Lastly, the clearest example of the new workflow is the paint line cleaning routine (changing filters and washing the line at the start and end of every day). All of this used to take one hour in the morning and another in the evening. Because GlobalReader recorded this as a large, repeating interruption, the team analyzed it with the operators who run the line and agreed on a better way to do the work. Today the same cleaning takes 30 minutes in the morning and 45 in the evening. That means 45 minutes of production capacity recovered every single day.

JABS’ results with GlobalReader: From 280 to 340 windows produced per day on the same machines

Two years in, the numbers speak for themselves.

“GlobalReader doesn’t give you the solution to your problems. It gives you the information to understand that you actually have a problem.

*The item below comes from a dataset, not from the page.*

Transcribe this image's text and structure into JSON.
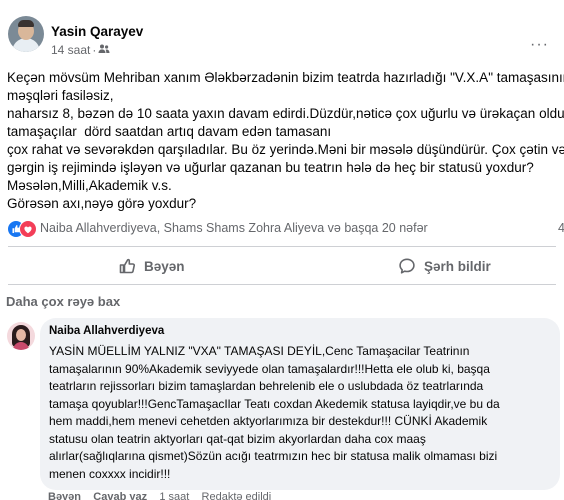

Before, you didn’t even know.”

As the production director puts it, GlobalReader isn’t the only driver, the team’s process improvement work matters, but it’s the system that made that work measurable, provable and repeatable:

✅ +12,000 additional windows produced per year: daily output grew from 280 to 340 windows, a 21% increase with no new production machines, no extra floor space or new hires

✅  +20-25% efficiency in two years: output per working hour, not just total volume

✅  38% less daily cleaning downtime on the paint line: from 2 hours per day (1h start + 1h end) to 75 minutes, recovering over 150 hours of paint line capacity a year

✅  50-100 traverses per day recovered by catching a silent belt-speed drift (3.8 to 3.5 m/min) that no manual system would have spotted

✅  One confident data-backed machine purchase: with the bottleneck machine documented at 95% utilization, the investment case went to group management with proof, targeting exactly the constraint instead of guessing

But on top of these numbers come the quiet, but equally important, savings: machines producing instead of idling on standby, ventilation and electricity spent on output rather than empty time, paint no longer sprayed on empty trolleys, and a lower CO₂ footprint per window.

“Higher efficiency means lower cost of production in total. We’re producing a lot more in the same amount of time now, while saving on electricity. The ventilation isn’t running for nothing and the machines are not on standby but working.”